# guppies



## celticsfan13 (Nov 7, 2010)

hey i have a 5 gallon and 20 gallon setup, my guppies had babies a few days ago and they r in a plastic floating container and i put all my fish in 20 gallon except the 2 female guppies and the babies, i am going 2 release the babies into the 5 gallon, but should i move the 2 females 2 the 20 gallon or keep them in tank with babies?
p.s. i think one of females is close to giving birth
and will females eat there own babies? will other female guppies eat other females babies?


----------



## susankat (Nov 15, 2008)

Put a lot of floating plants and moss in the tank so the babies will have plenty of places to hide.
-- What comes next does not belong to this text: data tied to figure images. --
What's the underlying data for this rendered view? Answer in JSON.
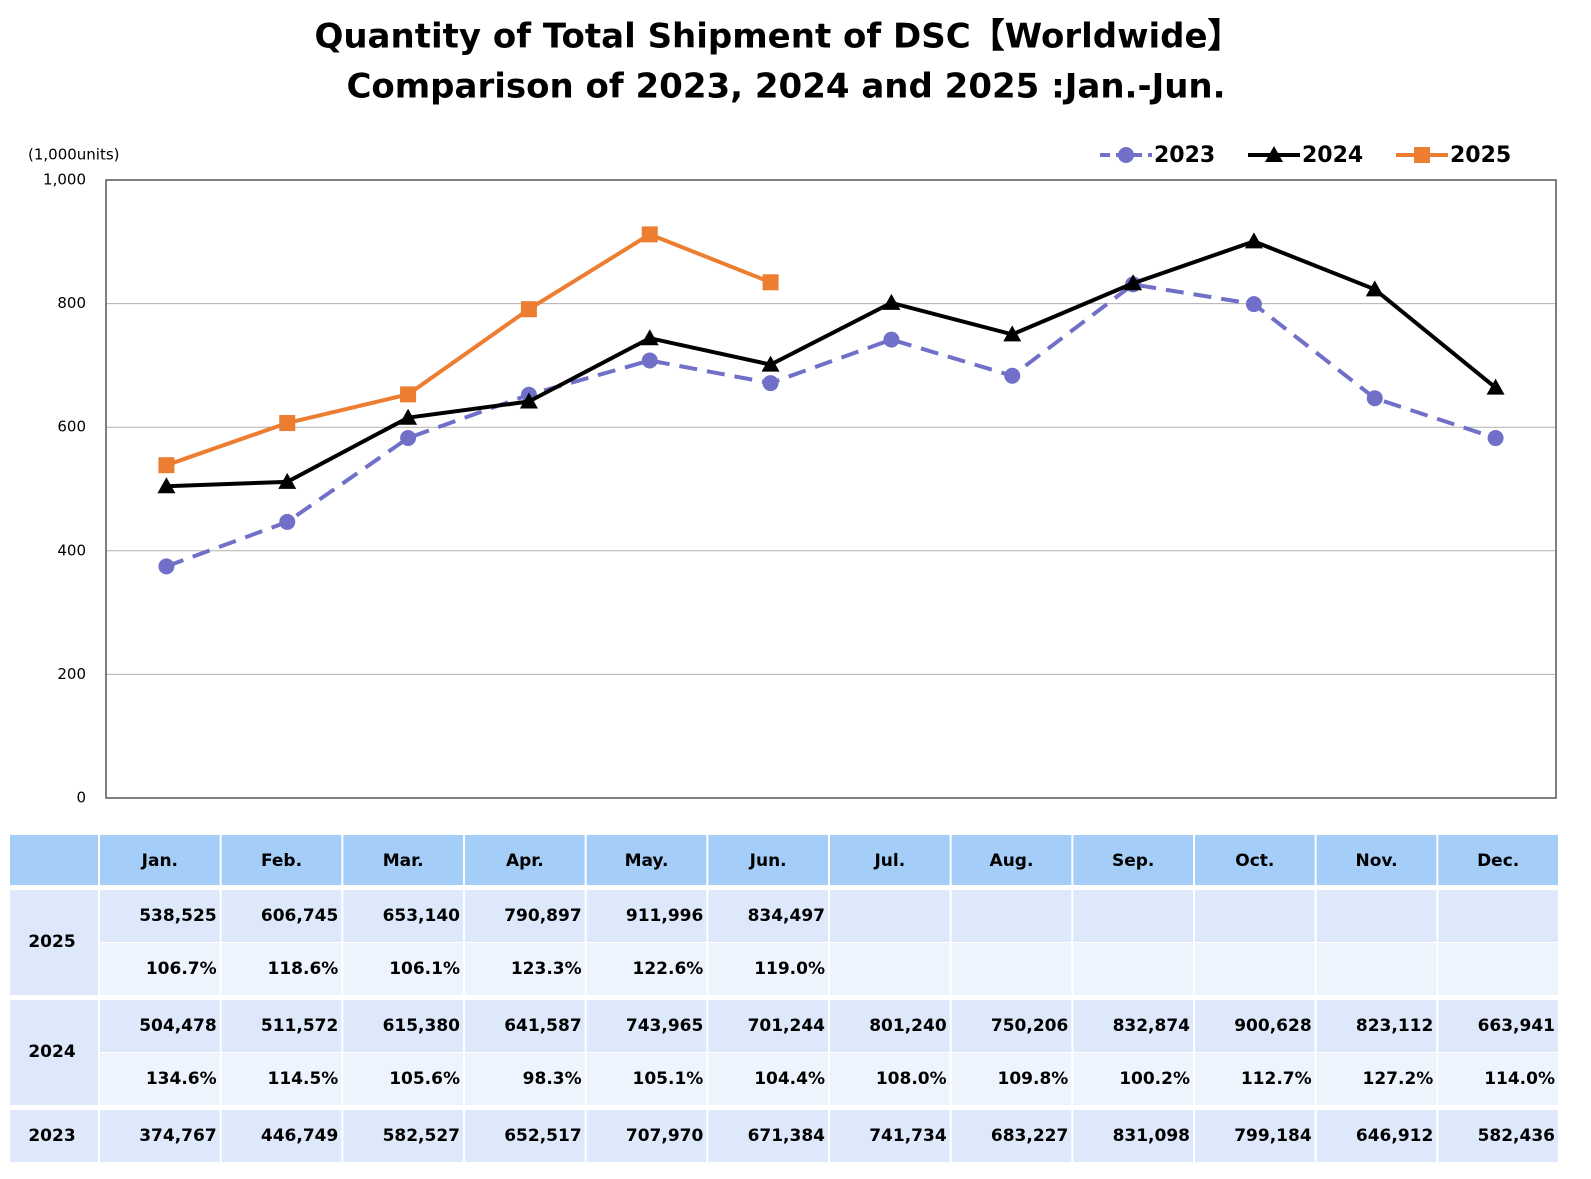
{
  "chart_data": {
    "type": "line",
    "title": "Quantity of Total Shipment of DSC【Worldwide】",
    "subtitle": "Comparison of 2023, 2024 and 2025 :Jan.-Jun.",
    "ylabel": "(1,000units)",
    "categories": [
      null,
      null,
      null,
      null,
      null,
      null,
      null,
      null,
      null,
      null,
      null,
      null
    ],
    "ylim": [
      0,
      1000
    ],
    "yticks": [
      0,
      200,
      400,
      600,
      800,
      {
        "value": 1000,
        "label": "1,000"
      }
    ],
    "grid": true,
    "legend": "top-right",
    "series": [
      {
        "name": "2023",
        "color": "#7070c8",
        "dash": true,
        "marker": "circle",
        "values": [
          374.767,
          446.749,
          582.527,
          652.517,
          707.97,
          671.384,
          741.734,
          683.227,
          831.098,
          799.184,
          646.912,
          582.436
        ]
      },
      {
        "name": "2024",
        "color": "#000000",
        "dash": false,
        "marker": "triangle",
        "values": [
          504.478,
          511.572,
          615.38,
          641.587,
          743.965,
          701.244,
          801.24,
          750.206,
          832.874,
          900.628,
          823.112,
          663.941
        ]
      },
      {
        "name": "2025",
        "color": "#ed7d31",
        "dash": false,
        "marker": "square",
        "values": [
          538.525,
          606.745,
          653.14,
          790.897,
          911.996,
          834.497,
          null,
          null,
          null,
          null,
          null,
          null
        ]
      }
    ]
  },
  "table": {
    "columns": [
      "Jan.",
      "Feb.",
      "Mar.",
      "Apr.",
      "May.",
      "Jun.",
      "Jul.",
      "Aug.",
      "Sep.",
      "Oct.",
      "Nov.",
      "Dec."
    ],
    "rows": [
      {
        "label": "2025",
        "lines": [
          [
            "538,525",
            "606,745",
            "653,140",
            "790,897",
            "911,996",
            "834,497",
            null,
            null,
            null,
            null,
            null,
            null
          ],
          [
            "106.7%",
            "118.6%",
            "106.1%",
            "123.3%",
            "122.6%",
            "119.0%",
            null,
            null,
            null,
            null,
            null,
            null
          ]
        ]
      },
      {
        "label": "2024",
        "lines": [
          [
            "504,478",
            "511,572",
            "615,380",
            "641,587",
            "743,965",
            "701,244",
            "801,240",
            "750,206",
            "832,874",
            "900,628",
            "823,112",
            "663,941"
          ],
          [
            "134.6%",
            "114.5%",
            "105.6%",
            "98.3%",
            "105.1%",
            "104.4%",
            "108.0%",
            "109.8%",
            "100.2%",
            "112.7%",
            "127.2%",
            "114.0%"
          ]
        ]
      },
      {
        "label": "2023",
        "lines": [
          [
            "374,767",
            "446,749",
            "582,527",
            "652,517",
            "707,970",
            "671,384",
            "741,734",
            "683,227",
            "831,098",
            "799,184",
            "646,912",
            "582,436"
          ]
        ]
      }
    ]
  }
}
Yes the mother and other females will eat the fry.


----------



## celticsfan13 (Nov 7, 2010)

thank u and i just realized i have a female and she looks like she has almost like a red rash on her head any idea on wat this could be?


----------



## jrman83 (Jul 9, 2010)

Definitely need some place for babies to get away if they need to. Petsmart sells some fake grass that they call breeder grass. I used to use it and all my fry would go there. Comes in squares that you can cut to whatever size you want/need. You could do that as an alternative. Most live plants that are similar require some growth time to develop into good hiding places. Doesn't sound like you really have time.


----------



## celticsfan13 (Nov 7, 2010)

i have a thing of java moss and a big rock with plenty of holes in it


----------